As Bradley notes, these controversies tend to arise from disagreements as to what behavior should count as satisfying the “state practice” component of a rule of CIL.  He points out that, whereas CIL is traditionally induced from widespread state behavior, modern approaches are “often more deductive in character, and involve reliance on treaties, international resolutions, scholarly opinion, and similar materials.  The emphasis under this approach tends to be on the “sense of legal obligation” component of CIL…”

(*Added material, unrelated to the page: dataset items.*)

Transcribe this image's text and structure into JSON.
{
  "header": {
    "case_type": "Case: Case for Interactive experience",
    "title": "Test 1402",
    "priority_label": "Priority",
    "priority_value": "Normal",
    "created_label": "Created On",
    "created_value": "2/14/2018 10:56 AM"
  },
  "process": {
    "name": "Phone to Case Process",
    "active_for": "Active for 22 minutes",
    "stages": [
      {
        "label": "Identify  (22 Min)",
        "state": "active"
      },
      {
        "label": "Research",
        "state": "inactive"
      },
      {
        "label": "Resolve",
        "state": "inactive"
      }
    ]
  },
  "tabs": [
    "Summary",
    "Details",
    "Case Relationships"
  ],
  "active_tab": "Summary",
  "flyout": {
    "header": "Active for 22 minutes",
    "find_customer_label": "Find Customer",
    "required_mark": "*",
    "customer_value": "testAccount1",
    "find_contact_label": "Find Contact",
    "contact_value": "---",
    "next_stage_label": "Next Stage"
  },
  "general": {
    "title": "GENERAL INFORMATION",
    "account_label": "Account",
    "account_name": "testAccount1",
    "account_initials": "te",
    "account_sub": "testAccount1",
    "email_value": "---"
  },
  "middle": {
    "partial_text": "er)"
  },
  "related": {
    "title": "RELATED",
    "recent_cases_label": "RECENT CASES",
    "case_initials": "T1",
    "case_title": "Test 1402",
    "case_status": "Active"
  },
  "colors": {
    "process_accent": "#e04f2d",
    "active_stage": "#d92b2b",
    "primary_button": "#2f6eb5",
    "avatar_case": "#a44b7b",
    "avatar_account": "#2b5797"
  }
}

It is Bradley’s purpose to alert the reader to the existence of these disagreements rather than to address them himself.  There are, however,  at least two points that might be made about the modern approaches to the determination of CIL.  First, those who see the materials Bradley mentions as evidencing a sense of legal obligation seem to rely on a non sequitur.  Certainly, a state that becomes a party to a treaty has assumed a legal obligation, but it is not obvious that adherence to a treaty provides any information about that state’s understanding of its legal obligations dehors the treaty.  International resolutions are, by definition, non-binding; again, it is not clear why a state’s support for a resolution it knows creates no legal obligation amounts to evidence that the states sees itself as legally bound.  Finally, scholarly writing may be useful in identifying various elements of state behavior, but the “sense of legal obligation” at issue is that of the states; scholars’ belief that certain matters ought to be a matter of legal obligation are irrelevant.

The second conundrum raised by these modern approaches is that of discovering the process by which they became jurisgenerative.  One can understand the traditional approach to CIL as giving rise to legal obligations because consistent practice over a period of time can create reasonable expectations that future practice will be in line with that of the past.  One can therefore understand how violation of those expectations can come to be seen as a violation of law.  But what expectations can be created by, for example, non-binding acts, especially when those acts are contradicted by states’ actual behavior?  And if the status as law of rules deduced from the sources Bradley mentions does not result from the creation of reasonable expectations, what is the basis for ascribing legal status to those rules?

Much more could be said about Curtis Bradley’s discussion of the place of CIL in American law, but this is a comment, not a book.  Read what Bradley writes.